4. The AGV of claim 1, which is adapted to move autonomously with high precision and with ultra-stability, and is characterized in that: the central connecting lines of the three driven gears form a regular triangle.

5. The AGV of claim 1, which is adapted to move autonomously with high precision and with ultra-stability, and is characterized in that: the chassis includes the chassis mainboard, and two sets of driving wheel mechanisms are equipped with to the left and right both sides symmetry of chassis mainboard, and each driving wheel mechanism of group includes supporting seat A, supporting seat A bottom and chassis mainboard fixed connection, and swing arm A is equipped with to supporting seat A upper end, and swing arm A middle part is rotated with supporting seat A and is connected, and swing arm A one end is equipped with the drive wheel, is equipped with the servo motor who is connected with the drive wheel on the swing arm A, and the adjustment wheel is equipped with to the swing arm A other end.

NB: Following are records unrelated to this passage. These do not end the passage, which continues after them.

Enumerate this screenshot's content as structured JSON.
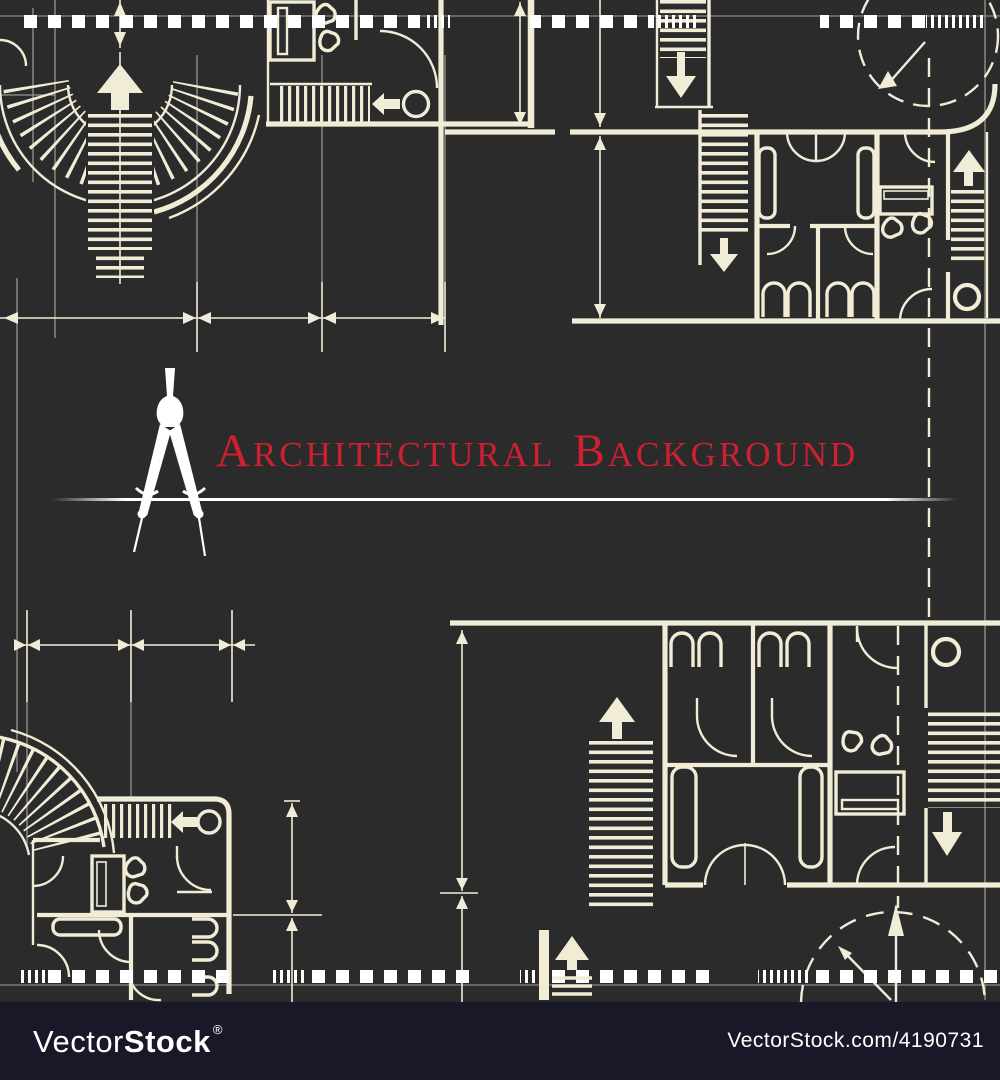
{
  "colors": {
    "background": "#2C2B2B",
    "line": "#F0ECD6",
    "white": "#FFFFFF",
    "title_red": "#CE2030",
    "bar_bg": "#191828",
    "bar_text": "#FFFFFF"
  },
  "title": {
    "full": "ARCHITECTURAL BACKGROUND",
    "word1": "ARCHITECTURAL",
    "word2": "BACKGROUND"
  },
  "watermark": {
    "brand_light": "Vector",
    "brand_bold": "Stock",
    "registered": "®",
    "site_ref": "VectorStock.com/4190731"
  }
}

6. The AGV of claim 5, wherein said AGV comprises: the servo motor is installed in an inclined mode, and the main axis of the servo motor and the horizontal plane form an included angle of 25-35 degrees.

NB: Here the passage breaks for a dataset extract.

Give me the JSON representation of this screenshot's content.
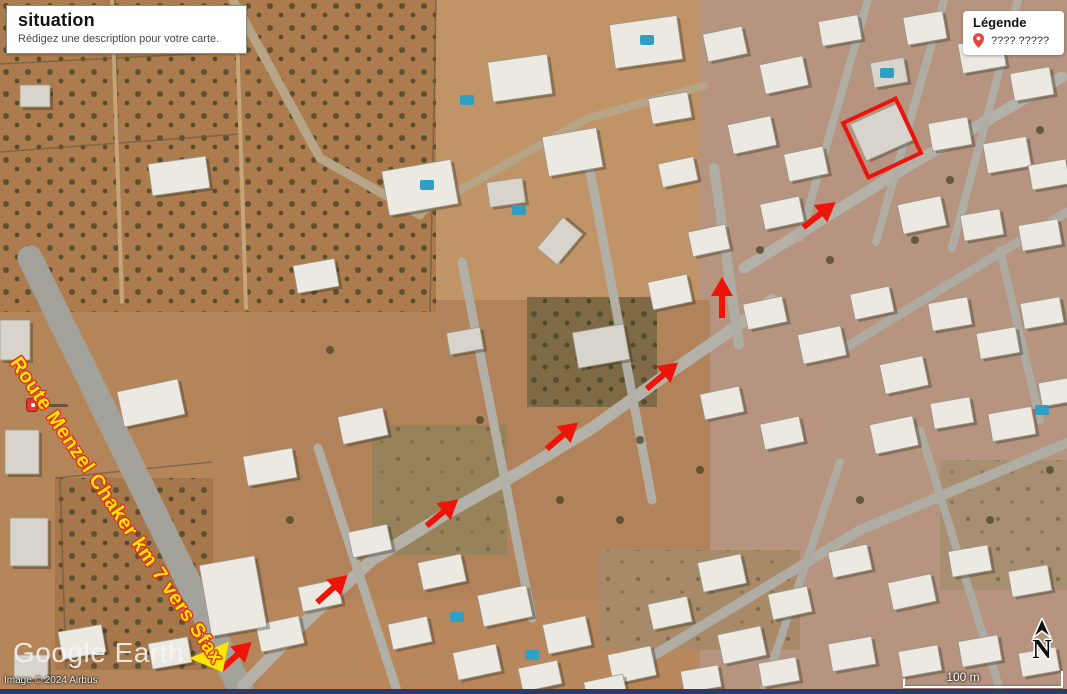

7. The AGV of claim 1, which is adapted to move autonomously with high precision and with ultra-stability, and is characterized in that: the driving wheel is located the middle part of chassis mainboard both sides, and the adjustment wheel is located the rear end of chassis mainboard, and auxiliary wheel mechanism is equipped with to the front end of chassis mainboard, and auxiliary wheel mechanism is equipped with swing arm B including installing the supporting seat B at chassis mainboard front end middle part on the supporting seat B, and swing arm B arranges with swing arm A is perpendicular, and swing arm B's both ends respectively are equipped with an auxiliary wheel.

8. The AGV of claim 1, wherein said AGV is a high precision intelligent autonomous mobile super-stable lift AGV: the middle of the chassis is provided with a through hole, the through hole is provided with a double-layer mounting bracket, the lower layer of the double-layer mounting bracket is provided with a positioning camera, the upper layer of the double-layer mounting bracket is provided with a tray recognition camera, and the middle of the lifting platform is provided with a through hole corresponding to the tray recognition camera.

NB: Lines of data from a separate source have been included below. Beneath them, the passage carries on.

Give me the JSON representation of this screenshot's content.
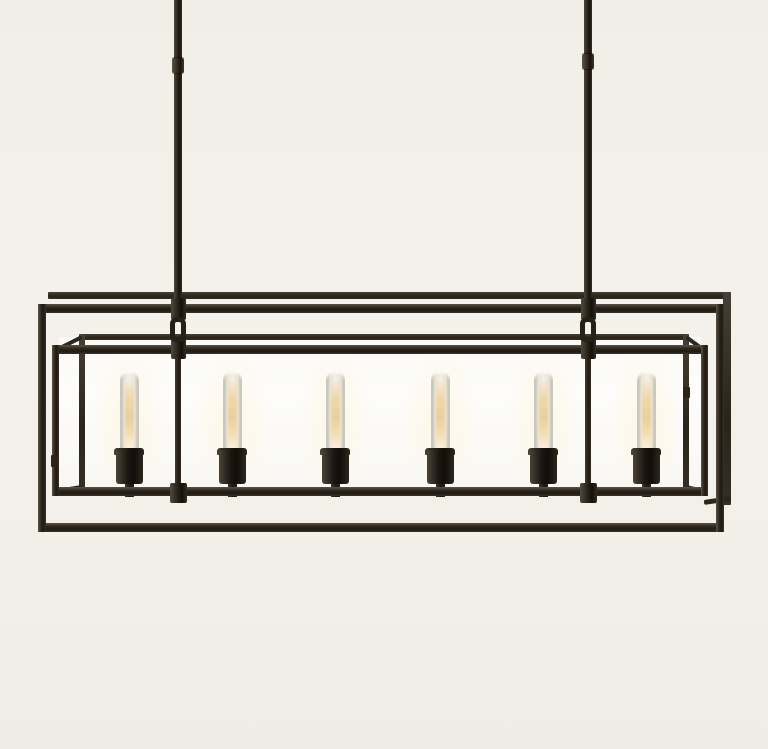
{
  "scene": {
    "subject": "six-light linear box-frame chandelier, dark bronze finish, unlit room, product photo on cream background",
    "colors": {
      "background": "#f2efe8",
      "glass": "#fbfaf6",
      "metal_dark": "#241e16",
      "metal_highlight": "#5a5346",
      "bulb_glow": "#eccf9e",
      "bulb_glass": "#f5f0e4"
    },
    "canvas": {
      "width": 768,
      "height": 749
    },
    "suspensions": [
      {
        "cx": 178,
        "coupling_y": 58
      },
      {
        "cx": 588,
        "coupling_y": 54
      }
    ],
    "rod": {
      "w": 8,
      "top": -4,
      "bottom": 308,
      "coupling_w": 12,
      "coupling_h": 15
    },
    "outer_frame": {
      "left": 38,
      "right": 724,
      "top": 304,
      "bottom": 532,
      "bar": 9,
      "edge": 8,
      "back_top_y": 292,
      "back_bar": 7,
      "back_right_left": 723,
      "back_right_w": 8,
      "back_right_bottom": 505,
      "back_stub_y": 497
    },
    "case_frame": {
      "left": 52,
      "right": 708,
      "top": 345,
      "bottom": 496,
      "bar": 9,
      "edge": 7,
      "back_left": 79,
      "back_right": 683,
      "back_top": 334,
      "back_bottom": 484,
      "back_bar": 6
    },
    "hinges": [
      {
        "x": 683,
        "y": 387,
        "w": 7,
        "h": 11
      },
      {
        "x": 51,
        "y": 455,
        "w": 7,
        "h": 12
      }
    ],
    "bulbs": {
      "count": 6,
      "centers_x": [
        129,
        232,
        335,
        440,
        543,
        646
      ],
      "tube_w": 19,
      "tube_top": 371,
      "tube_h": 80,
      "glow_w": 9,
      "glow_top": 381,
      "glow_h": 67,
      "cap_w": 30,
      "cap_top": 448,
      "cap_h": 7,
      "socket_w": 27,
      "socket_top": 451,
      "socket_h": 33,
      "stem_w": 9,
      "stem_top": 484,
      "stem_h": 13,
      "halo_w": 76,
      "halo_h": 142,
      "halo_cy": 415
    },
    "hardware": {
      "rod_clamp_w": 15,
      "rod_clamp_top": 298,
      "rod_clamp_h": 22,
      "loop_w": 16,
      "loop_top": 317,
      "loop_h": 25,
      "case_clamp_w": 15,
      "case_clamp_top": 338,
      "case_clamp_h": 21,
      "post_w": 6,
      "post_top": 359,
      "post_bottom": 487,
      "collar_w": 17,
      "collar_top": 483,
      "collar_h": 20
    }
  }
}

9. The AGV of claim 1, wherein said AGV is a high precision intelligent autonomous mobile super-stable lift AGV: the bottom of the annular seat is provided with a positioning support, a vertical supporting rod is arranged on the chassis corresponding to the positioning support, two proximity switches are arranged on the supporting rod, and the two proximity switches are used for detecting the position of the positioning support so as to limit the upper limit position and the lower limit position of the lifting mechanism.